To the best of my knowledge, and to date, no one has offered a single example of a public servant who was forced to surrender his private cellphone or the password to his personal account – a false claim that was directly repudiated by the Court of Appeals in Kentucky Open Government Coalition v Kentucky Department of Fish and Wildlife Resources Commission.
“If you choose to create a public record on a personal device, you run the risk that, if somebody asks you, you’re gonna have to screenshot that text and hand it over. That's it,” media attorney Mike Abate said at Thursday’s committee meeting. “No one’s asking for intrusive searches of somebody’s devices.”
If, as Rep. Hodgson intimated in his remarks, it is the perception that open records requests that include communications about public business are "punitive," or are costing public agencies millions of dollars, that is actually driving this legislation, we can and should address that problem studiously, methodically, and with all stakeholders at the table, without “throwing the baby out with the bath water” by excluding communications about public business on private devices and accounts from the definition of public record, or prohibiting public agency search (as Abate describes) and production of those records.
House Bill 509 remains a proposal that drastically reduces the scope of the open records law by excluding the most common forms of communication about public business – emails, texts, and other electronic messaging – from its application. These have supplanted, as the sponsor correctly observed on March 7, what was formerly the most common form, namely, personal conversations and telephone calls. The fact that those old ways of doing business could not be monitored because no record documented them should not be a convincing argument for shielding public records that now do. Nor should it alter their status as public records.
A public record is a public record, though not all public records are open records. Some are shielded from inspection by one or more exceptions to the open records law.

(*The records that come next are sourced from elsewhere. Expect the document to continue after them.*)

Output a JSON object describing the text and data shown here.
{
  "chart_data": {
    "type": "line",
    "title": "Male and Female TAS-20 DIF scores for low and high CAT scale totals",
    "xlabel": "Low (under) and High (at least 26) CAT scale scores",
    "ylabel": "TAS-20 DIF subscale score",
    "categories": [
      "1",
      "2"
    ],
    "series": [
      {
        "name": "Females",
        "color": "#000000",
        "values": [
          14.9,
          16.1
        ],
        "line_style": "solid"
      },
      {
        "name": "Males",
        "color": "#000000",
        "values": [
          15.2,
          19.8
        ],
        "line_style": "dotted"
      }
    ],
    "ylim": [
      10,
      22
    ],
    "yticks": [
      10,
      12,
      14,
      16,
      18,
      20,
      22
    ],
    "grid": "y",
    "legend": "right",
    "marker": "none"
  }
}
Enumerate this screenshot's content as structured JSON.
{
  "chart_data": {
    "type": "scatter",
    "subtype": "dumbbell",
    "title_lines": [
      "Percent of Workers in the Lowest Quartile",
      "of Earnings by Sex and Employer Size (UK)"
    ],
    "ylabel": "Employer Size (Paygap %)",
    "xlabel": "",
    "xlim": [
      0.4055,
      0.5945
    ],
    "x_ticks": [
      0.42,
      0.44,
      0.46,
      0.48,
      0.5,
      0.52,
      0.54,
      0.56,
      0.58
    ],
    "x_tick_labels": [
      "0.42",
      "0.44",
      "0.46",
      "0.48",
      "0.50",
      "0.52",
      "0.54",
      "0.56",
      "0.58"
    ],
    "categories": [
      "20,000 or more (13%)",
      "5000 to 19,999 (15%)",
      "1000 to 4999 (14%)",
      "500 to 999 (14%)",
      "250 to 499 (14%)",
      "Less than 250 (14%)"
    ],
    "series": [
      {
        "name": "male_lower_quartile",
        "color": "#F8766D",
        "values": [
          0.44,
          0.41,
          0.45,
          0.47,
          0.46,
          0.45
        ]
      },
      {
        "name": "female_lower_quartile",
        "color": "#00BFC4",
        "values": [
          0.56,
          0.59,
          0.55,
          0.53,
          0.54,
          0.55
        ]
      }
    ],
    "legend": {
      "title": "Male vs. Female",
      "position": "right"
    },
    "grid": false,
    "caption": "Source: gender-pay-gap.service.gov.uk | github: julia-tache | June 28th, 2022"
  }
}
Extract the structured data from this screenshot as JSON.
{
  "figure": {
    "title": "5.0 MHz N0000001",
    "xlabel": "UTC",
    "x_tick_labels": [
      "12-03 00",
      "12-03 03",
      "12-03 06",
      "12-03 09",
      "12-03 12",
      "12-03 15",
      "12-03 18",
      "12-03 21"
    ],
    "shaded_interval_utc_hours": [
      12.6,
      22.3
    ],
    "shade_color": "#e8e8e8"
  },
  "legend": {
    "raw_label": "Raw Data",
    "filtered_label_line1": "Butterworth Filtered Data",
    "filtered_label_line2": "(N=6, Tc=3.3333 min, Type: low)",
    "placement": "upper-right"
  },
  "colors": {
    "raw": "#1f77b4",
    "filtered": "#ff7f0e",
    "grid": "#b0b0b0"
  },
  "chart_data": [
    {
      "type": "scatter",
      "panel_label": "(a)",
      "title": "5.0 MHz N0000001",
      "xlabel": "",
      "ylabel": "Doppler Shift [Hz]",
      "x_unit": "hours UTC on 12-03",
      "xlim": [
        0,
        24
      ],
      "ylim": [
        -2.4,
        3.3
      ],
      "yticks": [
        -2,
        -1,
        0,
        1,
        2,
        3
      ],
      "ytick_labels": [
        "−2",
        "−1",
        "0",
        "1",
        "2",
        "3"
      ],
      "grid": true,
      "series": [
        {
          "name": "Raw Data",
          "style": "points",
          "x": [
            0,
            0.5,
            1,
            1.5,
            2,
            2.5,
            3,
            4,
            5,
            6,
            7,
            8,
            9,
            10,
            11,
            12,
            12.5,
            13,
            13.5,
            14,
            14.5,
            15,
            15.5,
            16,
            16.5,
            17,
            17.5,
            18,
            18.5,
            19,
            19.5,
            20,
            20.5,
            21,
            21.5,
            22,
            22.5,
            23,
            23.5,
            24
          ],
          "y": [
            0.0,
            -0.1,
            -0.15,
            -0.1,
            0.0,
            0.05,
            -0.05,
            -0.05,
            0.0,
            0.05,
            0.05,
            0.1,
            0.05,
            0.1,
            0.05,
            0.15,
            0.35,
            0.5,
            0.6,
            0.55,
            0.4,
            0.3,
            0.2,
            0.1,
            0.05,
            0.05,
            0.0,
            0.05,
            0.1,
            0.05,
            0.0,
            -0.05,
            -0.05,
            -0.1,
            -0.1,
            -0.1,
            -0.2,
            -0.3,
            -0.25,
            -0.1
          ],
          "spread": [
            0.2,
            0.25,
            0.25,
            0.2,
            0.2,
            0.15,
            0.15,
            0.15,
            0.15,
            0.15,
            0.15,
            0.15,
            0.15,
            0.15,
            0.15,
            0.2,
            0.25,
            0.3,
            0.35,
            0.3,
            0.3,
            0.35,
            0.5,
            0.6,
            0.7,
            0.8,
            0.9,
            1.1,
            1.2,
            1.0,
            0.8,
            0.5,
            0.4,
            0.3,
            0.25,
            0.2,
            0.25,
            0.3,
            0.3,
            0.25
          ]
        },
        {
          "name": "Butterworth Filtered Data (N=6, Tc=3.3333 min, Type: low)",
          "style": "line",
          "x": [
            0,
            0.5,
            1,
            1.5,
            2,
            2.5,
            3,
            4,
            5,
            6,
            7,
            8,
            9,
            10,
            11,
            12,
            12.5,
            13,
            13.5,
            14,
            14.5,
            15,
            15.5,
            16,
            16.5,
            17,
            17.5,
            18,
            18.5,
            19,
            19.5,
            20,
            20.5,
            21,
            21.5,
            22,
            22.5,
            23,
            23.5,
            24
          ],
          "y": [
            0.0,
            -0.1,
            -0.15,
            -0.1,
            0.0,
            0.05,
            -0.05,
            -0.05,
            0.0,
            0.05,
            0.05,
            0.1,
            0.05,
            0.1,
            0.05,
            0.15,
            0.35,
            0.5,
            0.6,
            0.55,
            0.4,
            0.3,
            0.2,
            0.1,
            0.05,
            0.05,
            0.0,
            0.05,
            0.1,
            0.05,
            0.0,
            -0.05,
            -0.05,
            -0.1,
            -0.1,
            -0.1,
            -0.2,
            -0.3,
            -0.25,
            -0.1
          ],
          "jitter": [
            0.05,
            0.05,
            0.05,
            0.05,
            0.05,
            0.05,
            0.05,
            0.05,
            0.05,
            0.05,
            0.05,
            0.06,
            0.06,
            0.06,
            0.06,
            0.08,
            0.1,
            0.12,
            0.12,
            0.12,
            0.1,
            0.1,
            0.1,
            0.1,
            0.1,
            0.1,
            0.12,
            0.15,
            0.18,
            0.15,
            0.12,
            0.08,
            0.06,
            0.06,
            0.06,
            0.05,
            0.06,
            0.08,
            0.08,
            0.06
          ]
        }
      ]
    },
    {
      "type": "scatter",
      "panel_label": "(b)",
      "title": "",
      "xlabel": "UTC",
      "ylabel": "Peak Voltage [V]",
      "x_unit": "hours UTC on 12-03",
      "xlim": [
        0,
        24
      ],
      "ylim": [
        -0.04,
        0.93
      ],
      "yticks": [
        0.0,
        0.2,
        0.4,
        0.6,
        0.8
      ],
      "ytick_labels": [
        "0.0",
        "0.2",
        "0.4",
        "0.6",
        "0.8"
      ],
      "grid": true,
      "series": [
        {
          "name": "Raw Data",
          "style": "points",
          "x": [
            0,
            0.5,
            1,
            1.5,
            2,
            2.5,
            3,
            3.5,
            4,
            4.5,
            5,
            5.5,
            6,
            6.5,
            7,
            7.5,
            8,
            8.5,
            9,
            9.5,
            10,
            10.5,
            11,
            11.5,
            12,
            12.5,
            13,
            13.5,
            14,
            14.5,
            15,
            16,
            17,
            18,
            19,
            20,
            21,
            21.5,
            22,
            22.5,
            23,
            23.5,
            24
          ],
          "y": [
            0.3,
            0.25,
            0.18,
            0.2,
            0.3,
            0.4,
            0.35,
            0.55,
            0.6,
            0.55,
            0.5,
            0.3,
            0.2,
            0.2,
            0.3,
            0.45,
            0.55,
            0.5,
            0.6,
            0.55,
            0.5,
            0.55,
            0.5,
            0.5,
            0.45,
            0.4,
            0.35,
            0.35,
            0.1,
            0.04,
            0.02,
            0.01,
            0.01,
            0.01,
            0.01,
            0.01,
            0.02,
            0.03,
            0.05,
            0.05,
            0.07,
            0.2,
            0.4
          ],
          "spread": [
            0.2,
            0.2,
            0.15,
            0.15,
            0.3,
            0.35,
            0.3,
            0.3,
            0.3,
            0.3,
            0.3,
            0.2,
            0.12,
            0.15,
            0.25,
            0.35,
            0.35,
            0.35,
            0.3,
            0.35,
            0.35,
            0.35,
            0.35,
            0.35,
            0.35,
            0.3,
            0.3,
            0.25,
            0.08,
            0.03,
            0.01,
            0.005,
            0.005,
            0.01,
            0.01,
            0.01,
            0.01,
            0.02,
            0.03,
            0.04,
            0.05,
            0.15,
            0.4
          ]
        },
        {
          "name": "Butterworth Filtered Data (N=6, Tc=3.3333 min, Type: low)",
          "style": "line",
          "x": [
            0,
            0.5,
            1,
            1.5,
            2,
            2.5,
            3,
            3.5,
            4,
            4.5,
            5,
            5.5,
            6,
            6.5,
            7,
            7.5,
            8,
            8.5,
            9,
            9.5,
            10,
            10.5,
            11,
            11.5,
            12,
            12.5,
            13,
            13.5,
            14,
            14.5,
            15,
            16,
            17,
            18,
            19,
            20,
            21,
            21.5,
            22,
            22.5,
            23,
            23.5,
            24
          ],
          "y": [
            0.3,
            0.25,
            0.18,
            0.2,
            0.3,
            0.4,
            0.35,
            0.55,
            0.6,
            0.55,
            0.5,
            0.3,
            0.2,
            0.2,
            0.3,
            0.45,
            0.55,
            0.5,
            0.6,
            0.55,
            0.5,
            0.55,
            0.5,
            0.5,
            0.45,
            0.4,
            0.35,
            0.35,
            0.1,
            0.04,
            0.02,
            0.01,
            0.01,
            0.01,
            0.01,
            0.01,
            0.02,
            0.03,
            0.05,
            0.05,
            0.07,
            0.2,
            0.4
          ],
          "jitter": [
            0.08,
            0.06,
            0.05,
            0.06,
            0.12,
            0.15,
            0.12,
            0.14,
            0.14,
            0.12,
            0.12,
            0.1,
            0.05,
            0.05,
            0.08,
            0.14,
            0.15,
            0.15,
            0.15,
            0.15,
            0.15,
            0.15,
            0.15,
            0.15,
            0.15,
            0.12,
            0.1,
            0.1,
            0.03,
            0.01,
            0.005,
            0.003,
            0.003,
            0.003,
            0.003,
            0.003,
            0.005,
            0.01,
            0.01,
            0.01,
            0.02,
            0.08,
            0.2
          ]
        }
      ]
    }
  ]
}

This provides another check on purported “fishing expedition.”
But erecting impenetrable barriers to access – short of some kind of proof of improper use of a private device and legal proceedings against the public user – by one proposed legislative change or another does not reassure us that the public’s right to know will not suffer an enormous setback in Kentucky.
More, not fewer, public servants will be driven to their private devices and personal accounts to conduct the public’s business upon passage of HB 509. Both the open records law, the open meetings law, and the public’s right to know will be the immediate casualties.
Even the committee substitute to HB 509, as Representative Tina Bojanowski observed in the March 7 committee meeting, “proceeds from the false belief that public business is not the public’s business if it is conducted on a private device or account.”
Hope remains, even as floor amendments begin to flood in, but it is growing dimmer.